Cats make fantastic companions and therapeutic partners. They can help reduce stress, lower heart rate and blood pressure levels, soothe immune systems and ease tension in daily lives.
The top-level group represented cats that enjoyed open relationships with their owners. These cats would allow access to outdoor areas for humans while still seeming to respond well when people approached, yet seemed less interested in physical proximity from owners.
Art Therapy with Felines
Cats have long been revered as companions, bringing us joy, relieving stress and anxiety, regulating blood pressure and slowing our heartsbeat. Their presence soothes hearts while providing a sense of belonging and an emotional bonding.
Recent research demonstrated that cats form strong emotional ties with their owners. The experiment involved 70 kittens separated for two minutes from their caregiver before being reintroduced and observed for attachment styles similar to human infant literature; 60 percent displayed secure attachment while the remaining 30 percent could either be insecure, ambivalent, or avoidant.
Our Creative Arts Therapies (CAT) Program assists students in exploring all facets of creative arts as a healing modality for individuals and groups. These 12-week sessions meet weekly at Lighthouse Writers Workshop and include writing, visual art and dance as forms of creative therapy. In addition, the program offers students placement opportunities across many different fields – it should not be seen as clinical and does not lead to licensure or certification of any sort.
Art Therapy with Children
Art therapy offers children many advantages, including improved ability to focus and manage stress, reconcile emotional conflicts, increase self-awareness and develop healthy coping skills. Integrating arts into children’s lives may also assist with reality orientation and socialization.
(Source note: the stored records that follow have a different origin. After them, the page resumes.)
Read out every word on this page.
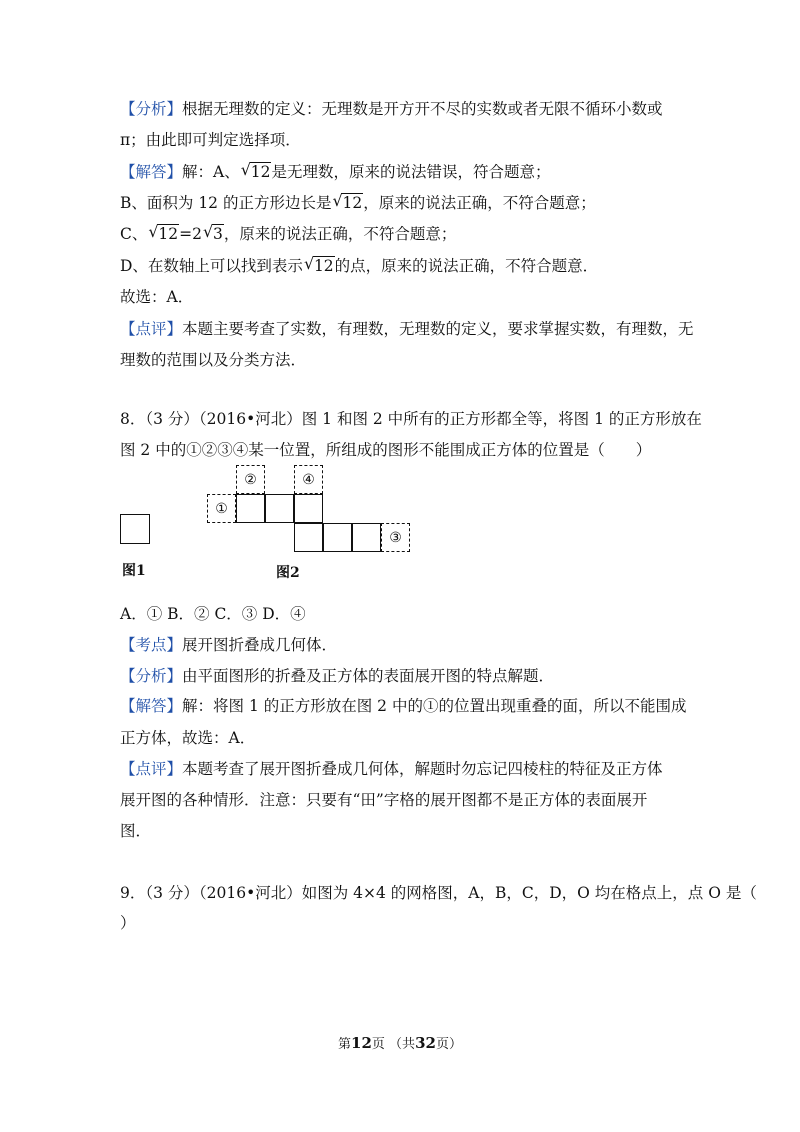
【分析】根据无理数的定义：无理数是开方开不尽的实数或者无限不循环小数或
π；由此即可判定选择项．
【解答】解：A、 √ 12是无理数，原来的说法错误，符合题意；
B、面积为 12 的正方形边长是 √ 12，原来的说法正确，不符合题意；
C、 √ 12=2 √ 3，原来的说法正确，不符合题意；
D、在数轴上可以找到表示 √ 12的点，原来的说法正确，不符合题意．
故选：A．
【点评】本题主要考查了实数，有理数，无理数的定义，要求掌握实数，有理数，无
理数的范围以及分类方法．
8．（3 分）（2016•河北）图 1 和图 2 中所有的正方形都全等，将图 1 的正方形放在
图 2 中的①②③④某一位置，所组成的图形不能围成正方体的位置是（　　）
图1
①
②	④
③
图2
A．① B．② C．③ D．④
【考点】展开图折叠成几何体．
【分析】由平面图形的折叠及正方体的表面展开图的特点解题．
【解答】解：将图 1 的正方形放在图 2 中的①的位置出现重叠的面，所以不能围成
正方体，故选：A．
【点评】本题考查了展开图折叠成几何体，解题时勿忘记四棱柱的特征及正方体
展开图的各种情形．注意：只要有“田”字格的展开图都不是正方体的表面展开
图．
9．（3 分）（2016•河北）如图为 4×4 的网格图，A，B，C，D，O 均在格点上，点 O 是（
）
第12页 （共32页）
Cats may seem independent, but studies have demonstrated their dependence on humans more than we might realize. Cats display hallmark signs of attachment with their caregivers just like dogs and babies do.
Turner explored the ratio of successful intents to interact between humans and cats separately, then correlating this data with total interaction time for every cat-human dyad. She discovered that more often a cat was interacted with, the longer they remained engaged; more interactive owners caused their cat to respond by decreasing its own rate of initiating interaction; similarly extraverted owners reduced this response from their cat. These results demonstrate how individual personalities and relationship histories both influence what type of bond exists between human and feline companions.
Art Therapy with Seniors
As seniors experience loss of physical or mental capabilities, feelings of learned helplessness often accompany isolation. Art therapy provides an effective means to combat this passivity while creating healthy outlets for expression and relieving feelings of helplessness.
Turner studied both the proportion of successful intents to interact between cat and human as well as total interaction time in human-cat dyads studied, as well as total interactions. His results demonstrated that when more successful intents to interact with cats were attempted in any relationship, total interactions increased accordingly.
Seniors living in long-term care facilities can utilize online CAT sessions as a space to connect with mental health professionals and engage in creative activities that improve their quality of life. Research on this population has demonstrated how CAT sessions can increase motivation, self-esteem and confidence while maintaining or increasing cognitive functioning in elderly participants.
Art Therapy with Individuals
Therapists will ask about your health history, goals, and concerns before suggesting an art medium such as drawing or painting to explore a theme. In addition to using visual mediums like drawing or painting, therapists may use music, poetry, drama, movement therapy or any other creative methods in order to support healing and encourage transformation.
Research indicates that cat-assisted therapy (CATs) activate various brain regions linked with creativity, including the frontal cortex, hippocampus, basal ganglia (responsible for motor learning and emotions), and intuition, per a prior article. These changes contribute to neuroplasticity–the process by which brain rewiring takes place–in which individuals rewire themselves over time.
During the COVID-19 pandemic, many cognitive behavioral therapy (CAT) practitioners switched to online treatment. An international study conducted during this time found that reported benefits were related to several factors including patients’ ability to express themselves in art; with communication being found as having the strongest correlation with reported benefits.